|
|
Invasion as
limitation to anti-angiogenic glioma therapy
Lamszus
K, Kunkel P, Westphal M
Department
of Neurosurgery, University Hospital Hamburg-Eppendorf, Hamburg,
Germany. lamszus@uke.uni-hamburg.de
The inhibition of tumor angiogenesis could be an efficient
therapeutic strategy for the treatment of malignant gliomas.
Prominent neovascularization is induced by these tumors, and
microvascular proliferation is a malignancy grading
criterion.
However, glioma cells can also invade the brain diffusely over
long distances without necessarily requiring angiogenesis.
Experimentally, it was shown that especially during early stages
of growth in rodent brain, glioma cells can coopt the preexistent
host vasculature to recruit their blood supply in the absence of
neovascularization.
This phenomenon was only observed in orthotopic models in which
the tumor cells were implanted into the brain which is a densely
vascularized environment, but not in subcutaneous models in which
tumor cells are implanted into a virtual space.
Using an orthotopic mouse model, we analyzed whether systemic
anti-angiogenic therapy with an antibody against the vascular
endothelial growth factor receptor-2 (VEGFR-2) could inhibit
intracerebral growth of xenografted human glioblastoma cells and
what effect this treatment had on tumor morphology and
invasiveness.
We found that anti-angiogenic therapy inhibited tumor growth by
80% compared to buffer-treated controls.
The intratumoral microvessel density was reduced by at least 40%
in treated animals compared to controls.
However, in mice treated with the anti-VEGFR-2 antibody, we
noticed a striking increase in the number and total area of small
satellite tumors clustered around the primary mass.
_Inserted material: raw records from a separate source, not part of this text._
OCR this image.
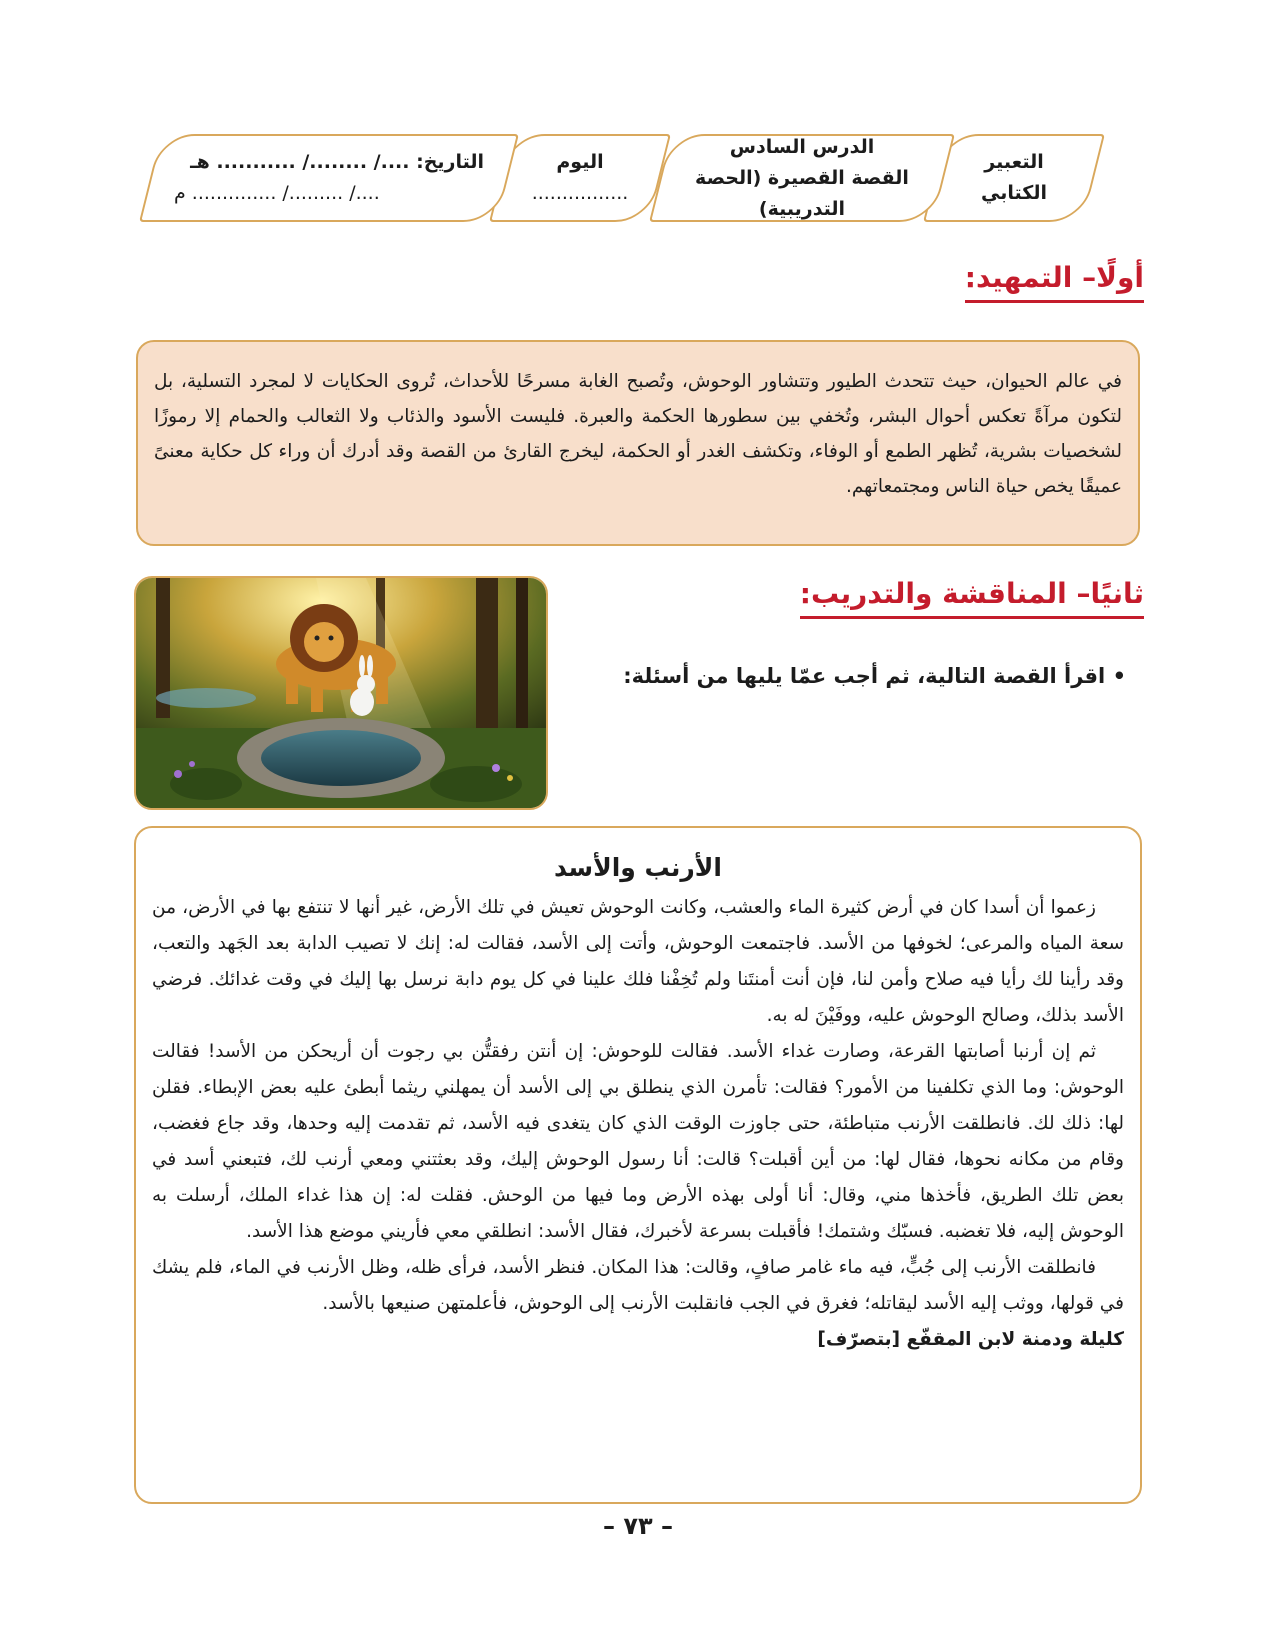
التعبير
الكتابي
الدرس السادس
القصة القصيرة (الحصة التدريبية)
اليوم
................
التاريخ: ..../ ......../ ........... هـ
..../ ........./ .............. م
أولًا– التمهيد:
في عالم الحيوان، حيث تتحدث الطيور وتتشاور الوحوش، وتُصبح الغابة مسرحًا للأحداث، تُروى الحكايات لا لمجرد التسلية، بل لتكون مرآةً تعكس أحوال البشر، وتُخفي بين سطورها الحكمة والعبرة. فليست الأسود والذئاب ولا الثعالب والحمام إلا رموزًا لشخصيات بشرية، تُظهر الطمع أو الوفاء، وتكشف الغدر أو الحكمة، ليخرج القارئ من القصة وقد أدرك أن وراء كل حكاية معنىً عميقًا يخص حياة الناس ومجتمعاتهم.
ثانيًا– المناقشة والتدريب:
• اقرأ القصة التالية، ثم أجب عمّا يليها من أسئلة:
الأرنب والأسد

زعموا أن أسدا كان في أرض كثيرة الماء والعشب، وكانت الوحوش تعيش في تلك الأرض، غير أنها لا تنتفع بها في الأرض، من سعة المياه والمرعى؛ لخوفها من الأسد. فاجتمعت الوحوش، وأتت إلى الأسد، فقالت له: إنك لا تصيب الدابة بعد الجَهد والتعب، وقد رأينا لك رأيا فيه صلاح وأمن لنا، فإن أنت أمنتَنا ولم تُخِفْنا فلك علينا في كل يوم دابة نرسل بها إليك في وقت غدائك. فرضي الأسد بذلك، وصالح الوحوش عليه، ووفَيْنَ له به.

ثم إن أرنبا أصابتها القرعة، وصارت غداء الأسد. فقالت للوحوش: إن أنتن رفقتُّن بي رجوت أن أريحكن من الأسد! فقالت الوحوش: وما الذي تكلفينا من الأمور؟ فقالت: تأمرن الذي ينطلق بي إلى الأسد أن يمهلني ريثما أبطئ عليه بعض الإبطاء. فقلن لها: ذلك لك. فانطلقت الأرنب متباطئة، حتى جاوزت الوقت الذي كان يتغدى فيه الأسد، ثم تقدمت إليه وحدها، وقد جاع فغضب، وقام من مكانه نحوها، فقال لها: من أين أقبلت؟ قالت: أنا رسول الوحوش إليك، وقد بعثتني ومعي أرنب لك، فتبعني أسد في بعض تلك الطريق، فأخذها مني، وقال: أنا أولى بهذه الأرض وما فيها من الوحش. فقلت له: إن هذا غداء الملك، أرسلت به الوحوش إليه، فلا تغضبه. فسبّك وشتمك! فأقبلت بسرعة لأخبرك، فقال الأسد: انطلقي معي فأريني موضع هذا الأسد.

فانطلقت الأرنب إلى جُبٍّ، فيه ماء غامر صافٍ، وقالت: هذا المكان. فنظر الأسد، فرأى ظله، وظل الأرنب في الماء، فلم يشك في قولها، ووثب إليه الأسد ليقاتله؛ فغرق في الجب فانقلبت الأرنب إلى الوحوش، فأعلمتهن صنيعها بالأسد.

كليلة ودمنة لابن المقفّع [بتصرّف]
– ٧٣ –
These satellites usually contained central vessel cores, and tumor
cells often had migrated along blood vessels over long distances
to eventually reach the surface and spread in the subarachnoid
space.
Systemic anti-angiogenic therapy can thus apparently increase the
invasiveness of gliomas in the orthotopic model.
Tumor cell invasion was tightly associated with preexistent blood
vessels, suggesting that increased cooption of the host
vasculature could represent a compensatory mechanism that is
selected for by inhibiting adequate tumor vascularization.